I agree with Chris. We're in the position to try out adaptive parallelisation now, which is progress as previously there was no parallelisation phase. In the Jikes RVM there are two means of compiling code to take advantage of runtime data:

create code that tests the condition and branches to optimized code if the condition is met. This is how we perform loop versioning from which the sensible parallelisation becomes possible. It has a drawback of bloating the code.
create an on-stack replacement point that forces recompilation and on-stack replacement if the condition isn't met. This is currently only used for method inlining as recompilation and replacement are expensive.

I have long argued that the adaptive compiler isn't making sensible optimization plans. When the heat of a method increases it merely ups the optimization level - we could determine a phase has no effect at level 0 but re-run the same phase 2 more times. The organization of phases resembles a diagram in the front of Muchnick's book, but this book doesn't cover optimisations now within the Jikes RVM. As the bug log will atest, some of the Jikes RVM optimisation phases are broken (importantly for us its the loop unrolling phase).
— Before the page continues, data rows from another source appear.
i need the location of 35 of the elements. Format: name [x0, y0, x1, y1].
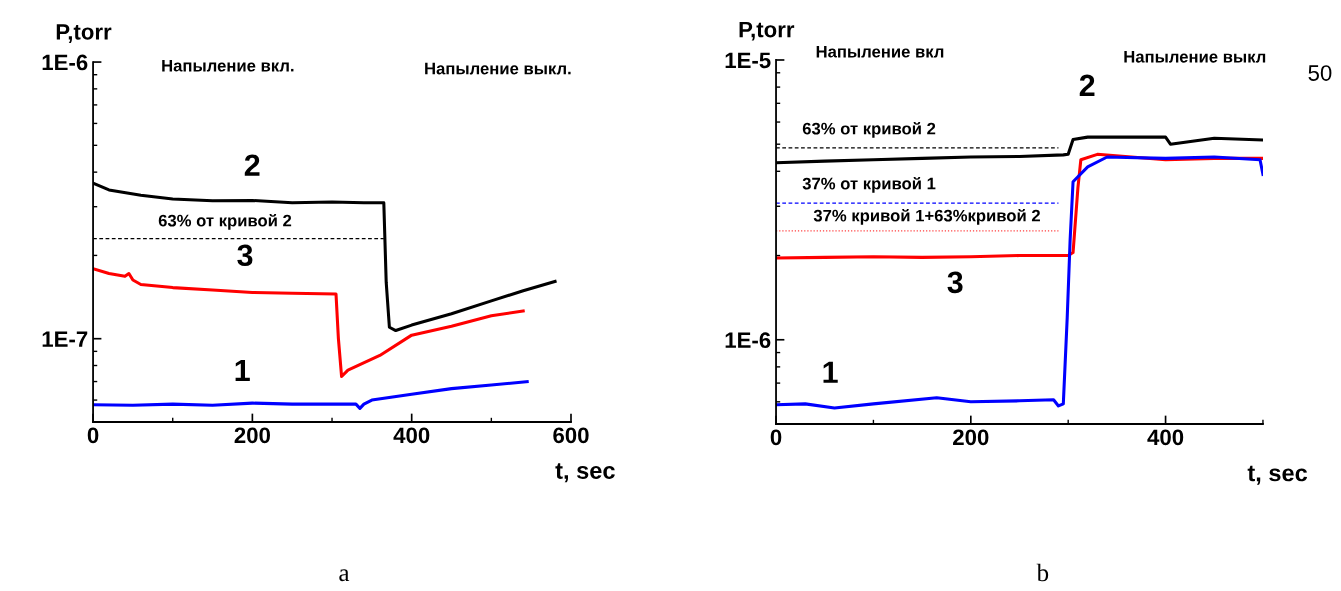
- x-tick-label: 0: [87, 427, 99, 444]
- annotation: Напыление вкл.: [162, 59, 294, 72]
- text: Напыление вкл: [816, 45, 944, 58]
- x-tick-label: 200: [953, 429, 989, 446]
- annotation: 63% от кривой 2: [802, 121, 936, 138]
- x-tick-label: 600: [553, 427, 589, 444]
- y-axis-title: P,torr: [739, 21, 795, 41]
- x-tick-label: 400: [1147, 429, 1184, 446]
- annotation: 37% от кривой 1: [802, 176, 936, 193]
- y-tick-label: 1E-6: [42, 54, 88, 71]
- y-tick-label: 1E-5: [725, 52, 771, 69]
- annotation: 3: [237, 244, 253, 267]
- annotation: Напыление выкл.: [425, 62, 571, 75]
- y-axis-title: P,torr: [56, 24, 112, 43]
- line-series: [93, 380, 529, 410]
- y-tick-label: 1E-6: [725, 332, 771, 349]
- line-series: [93, 267, 525, 379]
- x-tick-label: 200: [234, 427, 271, 444]
- text: 50: [1308, 65, 1332, 81]
- line-series: [776, 155, 1263, 410]
- annotation: 3: [947, 271, 963, 294]
- annotation: 2: [244, 154, 260, 176]
- annotation: 1: [235, 359, 250, 381]
- annotation: Напыление выкл: [1124, 51, 1266, 63]
- x-tick-label: 0: [770, 429, 782, 446]
- annotation: 37% кривой 1+63%кривой 2: [813, 208, 1040, 225]
- annotation: 1: [823, 361, 838, 383]
- y-tick-label: 1E-7: [42, 331, 88, 347]
- x-tick-label: 400: [393, 427, 430, 444]
- annotation: 63% от кривой 2: [158, 213, 292, 230]
- x-axis-title: t, sec: [555, 463, 615, 483]
- x-axis-title: t, sec: [1247, 465, 1308, 485]
- text: a: [339, 569, 350, 582]
- annotation: 2: [1079, 74, 1095, 96]
- text: b: [1036, 563, 1049, 582]
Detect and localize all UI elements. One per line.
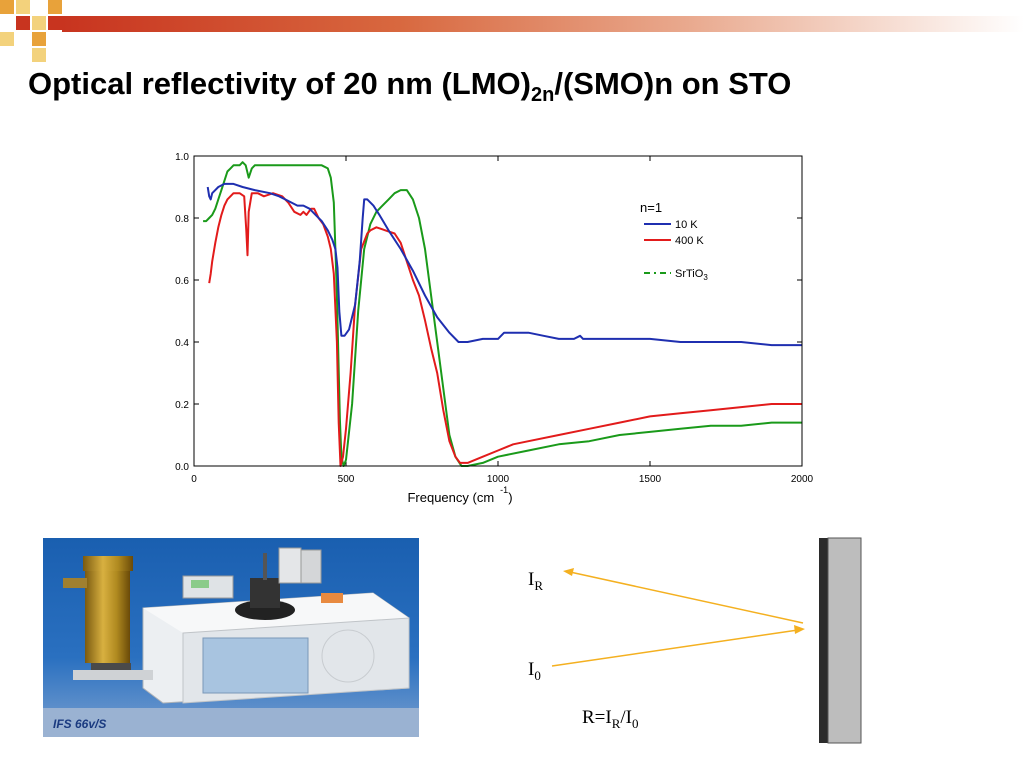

So it seems we need a multi-pronged attack on parallelisation:

better optimisations - handle more cases of loops that a static compiler can optimise, as well as speculative parallelisations
sampling - an adaptive sampling network which will try to gather statistics on aliasing that can be used to drive the parallelisation compilation better
better optimization planning - Jisheng's MSc looked at one technique for this but was also limited by the framework
hardware support - in particular speculation requires hardware support
compiler support - if we decide to use on-stack replacement then I believe it needs implementing
compilation cost - over time, on a benchmark running forever, compilation time tends toward 0. For this reason I usually think of compilation cost as a secondary concern. For short running benchmarks looking at parallelising the compiler may reduce the compilation cost. Again better optimization planning is going to help out.